Neem contact op met de Agro-advieslijn:
0570-657417 (Houtsma Bedrijfsadvies)
ECLI:NL:CRVB:2021:2374 
 
Datum uitspraak:23-09-2021
Datum gepubliceerd:28-09-2021
Instantie:Centrale Raad van Beroep
Zaaknummers:19/4973 ANW
Rechtsgebied:Socialezekerheidsrecht
Indicatie:De Svb heeft met de plaatsing van bestreden besluit 1 in de Berichtenbox van appellant dat besluit op de voorgeschreven wijze bekend gemaakt. Appellant is niet eerder dan door kennisname van bestreden besluit 1 in zijn Berichtenbox op 2 juni 2018 op de hoogte geraakt van het bestaan en de inhoud daarvan. Vervolgens heeft appellant diezelfde dag beroep ingesteld tegen bestreden besluit 1. Uitgangspunt is dan ook dat appellant ontvankelijk is in dat beroep. De Raad ziet echter aanleiding om af te wijken van dat uitgangspunt. Dat appellant geruime tijd zijn Berichtenbox niet heeft gecheckt, komt onder deze omstandigheden voor zijn rekening en risico. Er is dus geen aanleiding de termijnoverschrijding verschoonbaar te achten. De rechtbank heeft het beroep van appellant tegen bestreden besluit 1 terecht niet-ontvankelijk verklaard. Ook ten aanzien van bestreden besluit 2 moet in de eerste plaats de vraag worden beantwoord of dit besluit door plaatsing in de Berichtenbox van appellant op de voorgeschreven wijze bekend is gemaakt. Naar het oordeel van de Raad is dit niet het geval. De stelling van de Svb dat appellant alleen door zelf in zijn Berichtenbox de Svb ‘uit te zetten’ kenbaar kon maken voor de Svb niet langer via elektronische weg bereikbaar te zijn, wordt niet gevolgd. Nu bestreden besluit 2 niet op de juiste wijze bekend is gemaakt, is de beroepstermijn niet gaan lopen op 7 juni 2018, maar op 23 juli 2018, toen appellant kennis nam van dit besluit. Appellant was dus op 23 juli 2018 niet te laat met het instellen van het beroep. Uit de overwegingen volgt dat de aangevallen uitspraak vernietigd moet worden voor zover deze betrekking heeft op bestreden besluit 2 (zaak AMS 18/4679). De Raad zal deze zaak terugverwijzen naar de rechtbank voor een inhoudelijke behandeling. De aangevallen uitspraak zal worden bevestigd voor zover deze betrekking heeft op bestreden besluit 1 (zaak AMS 18/3778). Het hoger beroep zal niet-ontvankelijk worden verklaard voor zover dit betrekking heeft op het beroep van 24 december 2018 (zaak AMS 18/7602). Van proceskosten die voor vergoeding in aanmerking komen, is niet gebleken. Wel bestaat aanleiding om met toepassing van artikel 8:114, tweede lid, van de Awb te bepalen dat de griffier van de Raad het door appellant betaalde griffierecht in hoger beroep van € 128,- vergoedt.
Trefwoorden:nabestaandenuitkering
uitkering
 
Uitspraak
194973 ANW, 19/4974 ANW, 19/4975 ANW


Datum uitspraak: 23 september 2021

Centrale Raad van Beroep
Meervoudige kamer









Uitspraak op het hoger beroep tegen de uitspraak van de rechtbank Amsterdam van 24 oktober 2019, 18/3778, 18/4679, 18/7602 (aangevallen uitspraak)





Partijen:


[appellant] te [woonplaats], Duitsland (appellant)
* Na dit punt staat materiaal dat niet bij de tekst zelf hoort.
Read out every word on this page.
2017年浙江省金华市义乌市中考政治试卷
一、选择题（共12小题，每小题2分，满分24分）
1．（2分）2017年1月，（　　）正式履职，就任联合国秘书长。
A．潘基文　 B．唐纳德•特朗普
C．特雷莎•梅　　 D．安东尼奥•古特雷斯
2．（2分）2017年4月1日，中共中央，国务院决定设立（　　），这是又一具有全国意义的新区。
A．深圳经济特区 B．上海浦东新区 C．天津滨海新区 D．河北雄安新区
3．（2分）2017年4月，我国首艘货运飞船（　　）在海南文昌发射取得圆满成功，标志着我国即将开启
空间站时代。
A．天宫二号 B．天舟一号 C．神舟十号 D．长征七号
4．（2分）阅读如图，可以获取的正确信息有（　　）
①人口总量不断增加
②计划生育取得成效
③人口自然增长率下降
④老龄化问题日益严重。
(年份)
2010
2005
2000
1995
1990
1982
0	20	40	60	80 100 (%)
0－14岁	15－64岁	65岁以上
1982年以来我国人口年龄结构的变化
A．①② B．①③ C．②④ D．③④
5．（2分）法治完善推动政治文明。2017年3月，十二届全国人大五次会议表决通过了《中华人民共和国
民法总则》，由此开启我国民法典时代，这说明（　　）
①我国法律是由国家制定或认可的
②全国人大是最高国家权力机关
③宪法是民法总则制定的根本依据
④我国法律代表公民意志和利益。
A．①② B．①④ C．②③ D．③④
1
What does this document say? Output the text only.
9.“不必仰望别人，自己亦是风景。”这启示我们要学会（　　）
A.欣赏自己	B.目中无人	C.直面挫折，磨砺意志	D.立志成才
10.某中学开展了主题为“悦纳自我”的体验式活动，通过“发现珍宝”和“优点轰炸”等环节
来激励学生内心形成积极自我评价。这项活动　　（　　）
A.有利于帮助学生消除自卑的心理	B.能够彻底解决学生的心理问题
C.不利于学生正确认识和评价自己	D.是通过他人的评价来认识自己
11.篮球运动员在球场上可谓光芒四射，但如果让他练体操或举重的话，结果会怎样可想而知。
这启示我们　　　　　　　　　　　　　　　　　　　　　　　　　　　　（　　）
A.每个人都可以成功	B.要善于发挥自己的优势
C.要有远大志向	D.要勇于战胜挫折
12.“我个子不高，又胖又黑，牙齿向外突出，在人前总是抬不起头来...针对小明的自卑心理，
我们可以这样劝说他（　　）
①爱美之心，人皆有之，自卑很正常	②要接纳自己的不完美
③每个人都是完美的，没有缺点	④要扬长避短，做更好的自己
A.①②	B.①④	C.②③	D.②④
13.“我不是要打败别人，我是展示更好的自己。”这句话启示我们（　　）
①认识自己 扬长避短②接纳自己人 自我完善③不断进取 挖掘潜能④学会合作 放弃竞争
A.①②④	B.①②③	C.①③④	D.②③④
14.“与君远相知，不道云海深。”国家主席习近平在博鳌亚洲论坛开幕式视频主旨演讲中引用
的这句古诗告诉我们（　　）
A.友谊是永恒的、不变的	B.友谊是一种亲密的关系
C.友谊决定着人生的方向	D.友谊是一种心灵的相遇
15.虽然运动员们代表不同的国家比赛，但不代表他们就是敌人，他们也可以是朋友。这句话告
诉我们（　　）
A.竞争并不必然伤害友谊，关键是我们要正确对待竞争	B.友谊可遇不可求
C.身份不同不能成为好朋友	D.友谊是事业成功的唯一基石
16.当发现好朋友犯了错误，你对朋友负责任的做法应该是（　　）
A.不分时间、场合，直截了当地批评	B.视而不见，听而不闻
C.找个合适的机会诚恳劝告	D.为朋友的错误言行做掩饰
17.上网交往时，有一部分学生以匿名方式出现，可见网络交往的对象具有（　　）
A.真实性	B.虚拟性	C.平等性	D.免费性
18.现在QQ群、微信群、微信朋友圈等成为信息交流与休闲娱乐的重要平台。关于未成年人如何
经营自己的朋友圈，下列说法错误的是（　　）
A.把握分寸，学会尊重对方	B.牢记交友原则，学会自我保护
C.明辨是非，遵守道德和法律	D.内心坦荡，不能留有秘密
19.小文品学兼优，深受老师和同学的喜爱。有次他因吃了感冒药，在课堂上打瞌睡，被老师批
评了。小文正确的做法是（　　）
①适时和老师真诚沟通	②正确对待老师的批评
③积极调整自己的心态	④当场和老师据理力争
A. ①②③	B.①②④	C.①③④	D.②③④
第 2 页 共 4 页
de Raad van bestuur van de Sociale verzekeringsbank (Svb)


PROCESVERLOOP

Appellant heeft hoger beroep ingesteld.

De Svb heeft medegedeeld af te zien van het indienen van een verweerschrift en een nader stuk ingediend.

Het onderzoek ter zitting heeft plaatsgevonden op 26 januari 2021. Appellant is verschenen. De Svb heeft zich laten vertegenwoordigen door mr. A.F.L.B. Metz.




OVERWEGINGEN


1.1.
Aan appellant is in 2003 een nabestaandenuitkering, alsmede een halfwezenuitkering, op grond van de Algemene nabestaandenwet (ANW) toegekend. Hij voldeed aan de voorwaarden, onder andere omdat zijn dochter [naam dochter], geboren in 2000, bij hem woonde. Bij afzonderlijke besluiten van 20 februari 2017 heeft de Svb deze uitkeringen ingetrokken per 1 november 2016 en het over de periode 1 november 2016 tot en met januari 2017 teveel betaalde bedrag van € 3.069,79 teruggevorderd op de grond dat [naam dochter] per 27 oktober 2016 niet meer bij appellant woonde. Na bezwaar zijn deze besluiten gehandhaafd in een beslissing van 11 oktober 2017 (bestreden besluit 1). Dit besluit is op 11 oktober 2017 om 16:56 uur in de Berichtenbox van appellant geplaatst.



1.2.
Bij afzonderlijke besluiten van 18 januari 2018 heeft de Svb de ANW-uitkering ingetrokken met ingang van 1 september 2005 en het teveel betaalde bedrag van € 137.687,41 van appellant teruggevorderd. Aan de besluitvorming heeft de Svb ten grondslag gelegd dat appellant sinds eind augustus 2005 in Duitsland is gaan samenwonen met [naam X.]. Uit de relatie van appellant met [naam X.] is op [geboortedatum] 2006 een zoon geboren. Het bezwaar tegen de besluiten van 18 januari 2018 is, in een beslissing van 31 mei 2018 (bestreden besluit 2), ongegrond verklaard. bestreden besluit 2 is op 6 juni 2018 om 7:05 uur in de Berichtenbox van appellant geplaatst. De Svb heeft, op verzoek, aan appellant een kopie van bestreden besluit 2 toegezonden bij brief van 13 november 2018.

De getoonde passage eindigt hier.